A Girl and Her Shoes
My shoes stink. I’ve just extracted them from an equally rank bike bag where they were stowed away in a plane for 48 hours on our journey home from biking in the Alps. I look at their worn tongues and frayed laces sadly, and dump a puddle of muddy water out of them onto the ground. They were packed away wet, that’s their problem. Our last ride of the trip had been down a steep clay bike park track the day after a rain. Basically, a slip-n-slide covered in thick pasty mud. We’d spent hours cleaning our bikes with a hose and brushes, but had taken less care with our clothes and footwear. Everything was soaked, but we had a plane to catch. There was no time to lovingly hang our shoes out to dry in the mountain air.
I pick up the black 5.10 Hellcats and flick a clump of muck off the sole. I start thinking about all the layers of dirt that must be on these shoes. Slimy mud from Mont Sainte Anne where I tested them out on my first world cup course, red sand from our many trips to Sedona and Utah, thick, juicy loam from the Northwest, layer upon layer of California dust. I pull out a piece of sharp, brown grass from our local trails that is still stuck to the Velcro strap. I think about how far that piece of grass has travelled. These shoes have literally been around the world with me. They’ve seen 3 continents, and countless miles of trail.
I don’t want to contemplate throwing these shoes away. I’m probably well past the expiration period for a piece of equipment that contain my sweaty feet on a daily basis, but I push that thought aside. They just need to dry out that’s all. They’ll be fine.

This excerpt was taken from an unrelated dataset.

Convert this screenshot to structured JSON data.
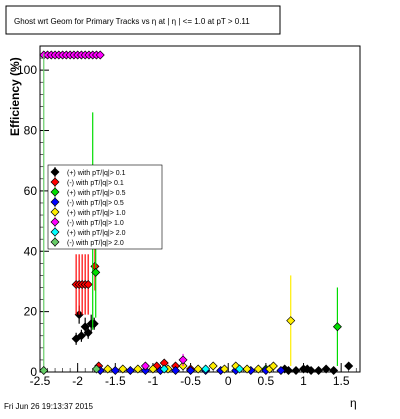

I notice that the fabric at the back of the heels is starting to wear from taking them on and off so many times. I think about how good it feels to take these shoes off and slide my feet into flip-flops after a long ride, and in turn, how welcoming they feel when I pull them back on for the next one. They’ve molded to my feet over the miles. They’re not the lightest shoes, and the sweat and dirt accumulating on them must only be making them heavier, but they feel
right on my feet. No blisters, no hot spots, no numb toes. I switch to other shoes from time to time, thinking I need something lighter, something less clunky, a better race shoe. But I always come back. I come back to them on the first cold ride of the year, when my super light, extra well-vented shoes aren’t keeping my feet warm enough. I come back to them for that epic day we have planned where I might need to hike and I know my other shoes will give me blisters and slip around on the rocks. I come back to them when I feel like I might need to be extra planted on my pedals. Then, once I’m back, they’re always just right.
Considering the number of miles these shoes have seen, they are in surprisingly good shape. The soles are still stiff and sticky and there are no holes in any integral locations. I notice they’ve developed lines on the top where my foot flexes. Like the laugh lines I’m discovering on my face as I get older, these flaws on their surface remind me of adventures. They remind me of leaping off my bike to save myself while trying to climb a piece of slick rock that was just a bit too steep. They remind me of my honeymoon, biking from hut to hut in Colorado, they remind me of riding the Santa Ana River trail in the snow and rain, and of those perfect hero dirt days on the mountain. If I close my eyes, I can hear the stomping noise that they make when I’m pushing my bike up a hill I couldn’t climb. The thick rubber helping insulate against the frustration my body is trying to inflict on the earth. I can feel their stickiness as I navigate a rocky cliff edge with confidence, my bike perched upon my shoulder. I can hear them click securely into my pedals just in time to roll over a nasty nest of gnarly roots.
I pull out the insoles, with their impression of my feet faded into the foam, and drop them into the bucket of soapy water. I’m not ready to give up on these shoes just yet.
Marilyn Monroe said: “give a girl the right shoes, and she can conquer the world.” Well, for me those right shoes happen to be a grey-brown- used-to-be-black pair of dirty, smelly 5.10s. Surely with a wash and some time to dry in the sun, I can squeeze a few more miles in before I have to trade these trail conquering beauties for something new.